The inherent fire resistance of Sika membranes is evidenced by successful achievement and full compliance with roofing's most significant fire safety requirements.
PVC roofing membranes, such as Sika's, can self-extinguish and resist the spread of flame. In a laboratory experiment, a flame source was applied for ten seconds to SBS modified bitumen, fire retardant TPO, Sikaplan membrane and fire retardant EPDM. When the flame source was removed, the Sikaplan membrane extinguished the fire, while the alternative membranes continued to support combustion.
Sarnafil membrane proves performance following helicopter crash
In April of 2014, a medical helicopter crashed onto the roof of the University of New Mexico Hospital shortly after dropping off a patient. As a result of the crash, which all three crew members survived, fuel was spilled and quickly ignited.
Luckily, the fire was suppressed right away and did not spread thanks to the building’s Sika Sarnafil roofing membrane. Within moments of the fire, thousands of gallons of water were dispensed in order to clean the diesel fuel off the roof. Though the helicopter’s sharp rotor blades went through the membrane, the Sarnafil assembly did its job. Where an asphalt or EPDM roof would have exploded into pieces, the reinforced PVC stayed together and actually closed up after the blades were pulled out, preventing any leaks.
Despite the crash and fuel spill, which spread across the roof, only about two percent of the affected area needed to be replaced. The remainder of the roof simply needed to be cleaned up due to the nonporous nature of the PVC membrane.

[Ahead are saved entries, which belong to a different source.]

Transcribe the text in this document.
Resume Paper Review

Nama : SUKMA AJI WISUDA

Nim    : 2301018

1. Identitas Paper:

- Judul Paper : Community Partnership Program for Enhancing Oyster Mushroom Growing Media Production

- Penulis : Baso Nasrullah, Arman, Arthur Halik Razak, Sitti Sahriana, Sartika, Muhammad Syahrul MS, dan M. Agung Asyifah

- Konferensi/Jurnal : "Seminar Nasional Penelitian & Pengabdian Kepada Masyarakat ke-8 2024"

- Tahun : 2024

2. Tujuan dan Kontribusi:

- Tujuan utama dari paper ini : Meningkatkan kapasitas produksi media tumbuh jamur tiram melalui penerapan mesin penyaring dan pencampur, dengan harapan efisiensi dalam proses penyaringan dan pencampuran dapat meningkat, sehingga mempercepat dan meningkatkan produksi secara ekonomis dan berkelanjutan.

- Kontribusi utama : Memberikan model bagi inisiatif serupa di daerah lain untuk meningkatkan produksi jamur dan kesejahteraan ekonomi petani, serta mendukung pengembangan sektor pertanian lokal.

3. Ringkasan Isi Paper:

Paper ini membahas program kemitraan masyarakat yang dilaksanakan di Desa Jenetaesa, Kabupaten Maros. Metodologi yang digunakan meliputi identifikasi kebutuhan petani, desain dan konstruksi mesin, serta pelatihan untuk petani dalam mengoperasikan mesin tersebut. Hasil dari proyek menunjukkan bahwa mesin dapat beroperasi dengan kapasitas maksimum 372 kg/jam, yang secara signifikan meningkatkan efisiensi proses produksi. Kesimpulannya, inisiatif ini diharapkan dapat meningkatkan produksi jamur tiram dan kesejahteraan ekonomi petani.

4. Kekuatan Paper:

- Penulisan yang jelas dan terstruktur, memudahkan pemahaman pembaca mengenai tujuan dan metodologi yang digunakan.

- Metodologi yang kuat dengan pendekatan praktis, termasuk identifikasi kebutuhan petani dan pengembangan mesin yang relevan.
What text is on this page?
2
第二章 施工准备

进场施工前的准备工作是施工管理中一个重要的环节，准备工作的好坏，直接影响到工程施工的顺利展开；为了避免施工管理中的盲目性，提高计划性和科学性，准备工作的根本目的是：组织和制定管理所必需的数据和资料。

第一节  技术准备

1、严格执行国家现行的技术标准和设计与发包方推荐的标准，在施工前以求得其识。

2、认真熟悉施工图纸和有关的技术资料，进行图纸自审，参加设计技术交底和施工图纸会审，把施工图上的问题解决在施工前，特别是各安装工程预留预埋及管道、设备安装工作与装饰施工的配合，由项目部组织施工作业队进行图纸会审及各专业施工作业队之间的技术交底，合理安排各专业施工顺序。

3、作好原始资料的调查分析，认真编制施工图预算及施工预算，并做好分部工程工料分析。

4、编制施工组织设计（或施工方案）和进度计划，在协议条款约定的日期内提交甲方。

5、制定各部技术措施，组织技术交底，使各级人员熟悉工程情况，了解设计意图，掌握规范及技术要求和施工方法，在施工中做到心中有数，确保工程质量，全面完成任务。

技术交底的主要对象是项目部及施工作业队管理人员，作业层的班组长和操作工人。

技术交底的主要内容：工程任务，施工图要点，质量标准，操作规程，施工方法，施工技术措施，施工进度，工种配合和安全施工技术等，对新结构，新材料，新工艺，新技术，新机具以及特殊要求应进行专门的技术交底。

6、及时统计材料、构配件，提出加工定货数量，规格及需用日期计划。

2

As a result, the hospital saved tremendous amounts of money by not having to replace the entire wing of the building.
“If this had been any other roofing material, such as asphalt, TPO or EPDM, the entire roof would have to be replaced,” stated Tom Johns of National Roofing. “Because this was a PVC Sarnafil membrane, it just needed to be cleaned. The Sarnafil membrane assembly took an extraordinary dynamic load impact from a rotating razor and didn’t leak even after thousands of gallons of water were dumped on it.”
“The fire hazard was eliminated instantly,” Johns went on to say. “My opinion is the roof assembly probably prevented an indescribably bigger problem below. The roof assembly absorbed all of the impact energy and a heroic pilot was perhaps saved by an equally superior crash pad.”
National Roofing did an excellent job on the overall roof assembly and responded quickly after the crash. The team worked around the clock to clean and reassemble the roof in order to get it back to normal operation.